A comprehensive panel discussion covering lessons learned during last spring’s spillway failure at Oroville Dam was a highlight of the annual Dam Safety conference, hosted by the Association of State Dam Safety Officials in San Antonio, Sept. 10-14.

“There were a number of competing threats and challenges at Oroville,” said William Croyle, who was acting director of the California Dept. of Water Resources, the dam owner, at the time of the incident (he has since retired). “We realized that sometimes mitigation of one threat would increase risk elsewhere.”

Coordination of the many parties during the crisis was key. In addition to DWR, state emergency services and local law enforcement, there were two dam-safety authorities on site, the state division of dam safety and the Federal Energy Regulatory Commission. “We worked very closely as regulators to give consistent requirements to the owner,” said Sharon Tapia, chief of dam safety at DWR. Conversely, “transparency was important—making sure the regulators had access to information during the incident,” said Croyle.

Croyle echoed Tapia’s emphasis on coordination. “At the outset, [Butte County Sheriff Korey] Honea and I stepped into a room and were able to reach agreement on how to work together in 10 minutes. It got us through this very difficult event.” Honea was the lead law- enforcement agent during the incident.

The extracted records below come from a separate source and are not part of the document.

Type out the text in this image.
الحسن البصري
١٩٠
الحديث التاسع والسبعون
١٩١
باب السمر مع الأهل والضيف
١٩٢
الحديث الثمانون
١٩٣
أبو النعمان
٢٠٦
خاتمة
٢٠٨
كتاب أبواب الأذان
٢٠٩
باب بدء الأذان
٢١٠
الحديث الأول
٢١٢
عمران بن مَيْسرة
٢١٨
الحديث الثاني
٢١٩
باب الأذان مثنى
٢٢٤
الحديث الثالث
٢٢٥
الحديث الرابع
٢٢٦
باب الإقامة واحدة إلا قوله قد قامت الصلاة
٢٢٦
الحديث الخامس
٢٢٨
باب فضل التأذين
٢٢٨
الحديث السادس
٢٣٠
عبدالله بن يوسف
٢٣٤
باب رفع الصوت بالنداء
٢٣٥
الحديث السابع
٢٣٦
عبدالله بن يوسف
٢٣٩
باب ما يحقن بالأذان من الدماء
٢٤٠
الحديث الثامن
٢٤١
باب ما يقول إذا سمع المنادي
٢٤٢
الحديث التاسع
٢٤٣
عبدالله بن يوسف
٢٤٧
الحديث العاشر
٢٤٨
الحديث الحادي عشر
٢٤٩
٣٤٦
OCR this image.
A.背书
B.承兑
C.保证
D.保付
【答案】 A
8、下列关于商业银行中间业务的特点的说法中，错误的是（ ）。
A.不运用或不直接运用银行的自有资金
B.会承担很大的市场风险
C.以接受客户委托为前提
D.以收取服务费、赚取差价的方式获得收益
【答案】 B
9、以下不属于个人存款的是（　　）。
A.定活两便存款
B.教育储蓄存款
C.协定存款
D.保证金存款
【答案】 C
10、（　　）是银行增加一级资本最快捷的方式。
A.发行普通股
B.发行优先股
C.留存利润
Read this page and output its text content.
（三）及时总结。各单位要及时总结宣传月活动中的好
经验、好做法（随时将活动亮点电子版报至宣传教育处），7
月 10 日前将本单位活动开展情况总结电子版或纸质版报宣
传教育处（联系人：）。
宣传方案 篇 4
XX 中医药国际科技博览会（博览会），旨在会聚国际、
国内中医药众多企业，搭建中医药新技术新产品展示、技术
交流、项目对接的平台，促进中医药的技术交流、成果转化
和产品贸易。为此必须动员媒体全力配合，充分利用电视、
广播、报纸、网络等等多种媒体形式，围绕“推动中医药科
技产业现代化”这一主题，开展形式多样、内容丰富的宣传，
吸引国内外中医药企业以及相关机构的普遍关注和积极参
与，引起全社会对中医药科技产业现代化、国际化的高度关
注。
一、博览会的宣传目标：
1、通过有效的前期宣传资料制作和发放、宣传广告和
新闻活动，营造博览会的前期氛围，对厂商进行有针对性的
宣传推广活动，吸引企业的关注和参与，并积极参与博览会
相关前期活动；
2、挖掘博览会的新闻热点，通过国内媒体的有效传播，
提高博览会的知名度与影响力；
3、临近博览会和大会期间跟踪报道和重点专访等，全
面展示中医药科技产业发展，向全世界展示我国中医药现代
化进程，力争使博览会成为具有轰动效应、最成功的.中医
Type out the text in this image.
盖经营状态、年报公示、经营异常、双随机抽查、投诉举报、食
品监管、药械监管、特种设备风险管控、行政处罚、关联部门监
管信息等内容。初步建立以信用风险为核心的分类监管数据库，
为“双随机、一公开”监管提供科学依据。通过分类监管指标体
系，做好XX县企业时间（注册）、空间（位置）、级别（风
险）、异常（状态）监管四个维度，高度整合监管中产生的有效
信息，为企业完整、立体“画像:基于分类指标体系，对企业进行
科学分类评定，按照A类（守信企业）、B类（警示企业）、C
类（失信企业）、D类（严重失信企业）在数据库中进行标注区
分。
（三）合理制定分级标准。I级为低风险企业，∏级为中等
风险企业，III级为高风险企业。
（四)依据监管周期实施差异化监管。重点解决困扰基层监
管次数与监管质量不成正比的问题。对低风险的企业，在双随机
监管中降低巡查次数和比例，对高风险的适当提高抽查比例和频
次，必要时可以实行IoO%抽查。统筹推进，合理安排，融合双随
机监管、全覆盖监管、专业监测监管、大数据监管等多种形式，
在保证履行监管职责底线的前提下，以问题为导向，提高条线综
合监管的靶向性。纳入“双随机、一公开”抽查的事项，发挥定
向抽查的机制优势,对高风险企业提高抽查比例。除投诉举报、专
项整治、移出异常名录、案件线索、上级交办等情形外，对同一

The event spurred one significant regulatory change. Prior to the incident, dam owners were required to submit only a single inundation map at the time a dam was built, and emergency action plans were not required. Over time, those maps could become outdated. Signed by Gov. Jerry Brown (D) and becoming law in June 2017, legislation now requires current emergency action plans and inundation maps for dams and large appurtenant structures, such as spillways, explained Tapia.

In retrospect, the officials would have adopted a somewhat different strategy for communicating with the public during the ongoing crisis. “For example, a lot of people proposed unworkable solutions via social media, such as putting crushed-car bodies in the erosion crater,” said Croyle. “These people got attention from local officials and took us off our public safety mission. In hindsight, we should have had more staffers refuting inaccurate facts right from the start.”